In the doom and gloom of a random week in the life of a 2-7 football team, the players get to answer all sorts of uplifting questions.
How does it feel to be booed on your home field? Why is the offense so ineffective? Is there any hope for the future?
Lost in the shuffle of all those cheery "big-picture" questions is the fact that there's actually a game to be played tomorrow, as unexciting of a prospect as that might be. And if there's one thing that might be able to alleviate at least some of the pain of the season, that thing might be the Indiana Hoosiers. Since the problem thus far in the Big Ten season has been that the offense can't get on track against opposing defenses, a game against a porous Hoosiers defense might be for the best. It's an opportunity for an offense that has only had success against teams from the Mid-American Conference to show that it can compete the Big Ten.
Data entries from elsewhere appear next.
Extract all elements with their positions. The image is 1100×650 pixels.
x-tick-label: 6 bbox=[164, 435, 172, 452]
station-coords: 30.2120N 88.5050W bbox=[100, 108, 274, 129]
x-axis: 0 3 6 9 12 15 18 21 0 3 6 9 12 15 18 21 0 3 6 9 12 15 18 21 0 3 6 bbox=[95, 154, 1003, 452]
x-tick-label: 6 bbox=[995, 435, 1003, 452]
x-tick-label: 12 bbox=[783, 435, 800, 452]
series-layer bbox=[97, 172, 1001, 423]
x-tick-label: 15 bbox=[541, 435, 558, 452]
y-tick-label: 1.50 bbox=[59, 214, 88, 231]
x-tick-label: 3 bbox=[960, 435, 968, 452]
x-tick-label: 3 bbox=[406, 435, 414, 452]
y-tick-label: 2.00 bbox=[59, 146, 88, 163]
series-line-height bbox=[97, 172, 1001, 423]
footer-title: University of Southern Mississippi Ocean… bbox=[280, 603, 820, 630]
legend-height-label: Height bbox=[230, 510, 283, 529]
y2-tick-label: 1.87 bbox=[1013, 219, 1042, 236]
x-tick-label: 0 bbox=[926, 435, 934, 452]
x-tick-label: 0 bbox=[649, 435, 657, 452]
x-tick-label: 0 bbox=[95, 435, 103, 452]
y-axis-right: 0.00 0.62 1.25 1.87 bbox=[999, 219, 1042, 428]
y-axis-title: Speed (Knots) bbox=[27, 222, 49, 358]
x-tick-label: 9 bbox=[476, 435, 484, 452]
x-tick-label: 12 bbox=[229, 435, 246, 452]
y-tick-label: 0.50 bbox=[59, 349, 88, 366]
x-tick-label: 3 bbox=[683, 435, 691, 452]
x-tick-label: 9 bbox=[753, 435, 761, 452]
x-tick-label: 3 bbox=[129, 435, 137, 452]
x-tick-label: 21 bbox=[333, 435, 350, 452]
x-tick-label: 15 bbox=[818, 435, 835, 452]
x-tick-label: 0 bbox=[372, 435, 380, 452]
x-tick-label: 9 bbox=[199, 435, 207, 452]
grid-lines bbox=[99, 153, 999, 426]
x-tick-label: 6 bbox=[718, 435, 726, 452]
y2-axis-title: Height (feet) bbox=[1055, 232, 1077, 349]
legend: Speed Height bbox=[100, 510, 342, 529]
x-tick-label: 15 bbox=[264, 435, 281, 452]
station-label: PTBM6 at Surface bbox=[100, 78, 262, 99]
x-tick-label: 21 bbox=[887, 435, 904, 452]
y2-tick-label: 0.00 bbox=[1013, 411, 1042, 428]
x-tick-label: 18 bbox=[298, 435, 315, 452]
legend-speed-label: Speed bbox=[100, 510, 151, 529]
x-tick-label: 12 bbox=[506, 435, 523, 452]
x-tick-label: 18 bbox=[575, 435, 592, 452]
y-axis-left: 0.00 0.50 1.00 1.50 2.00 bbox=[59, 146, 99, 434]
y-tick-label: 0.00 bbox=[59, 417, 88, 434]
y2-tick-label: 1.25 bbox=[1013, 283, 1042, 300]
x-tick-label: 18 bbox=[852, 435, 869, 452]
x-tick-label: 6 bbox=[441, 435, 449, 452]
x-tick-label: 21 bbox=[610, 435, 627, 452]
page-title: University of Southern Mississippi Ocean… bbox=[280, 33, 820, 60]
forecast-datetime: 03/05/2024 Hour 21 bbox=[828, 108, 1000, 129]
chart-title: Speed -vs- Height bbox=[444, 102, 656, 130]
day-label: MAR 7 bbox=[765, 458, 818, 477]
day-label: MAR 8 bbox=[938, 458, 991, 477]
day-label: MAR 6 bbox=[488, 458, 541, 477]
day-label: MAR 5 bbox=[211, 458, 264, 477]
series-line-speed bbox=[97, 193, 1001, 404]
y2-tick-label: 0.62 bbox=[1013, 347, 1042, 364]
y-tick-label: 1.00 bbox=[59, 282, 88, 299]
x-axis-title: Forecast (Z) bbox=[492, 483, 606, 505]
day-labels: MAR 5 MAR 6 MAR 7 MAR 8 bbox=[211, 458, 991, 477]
"I think we match up pretty well," quarterback Zack Mills said. "The key is to be able to run the ball. They blitz a good bit, so if we can run, maybe slow them down -- we need to make the big pass play. They play a decent amount of man-to-man defense, so we need to get something."
Back before the season began, what seems like an eternity ago, Mills talked about how much he loved the new wrinkles in the play-action passing game Galen Hall had brought to the offense.
Unfortunately for Mills and the Nittany Lions, the running game hasn't been all that spectacular, only starting to get back on track the past two games. Couple that with the fact that the Lions don't have a true deep threat at wide receiver, and the play-action game becomes fairly worthless.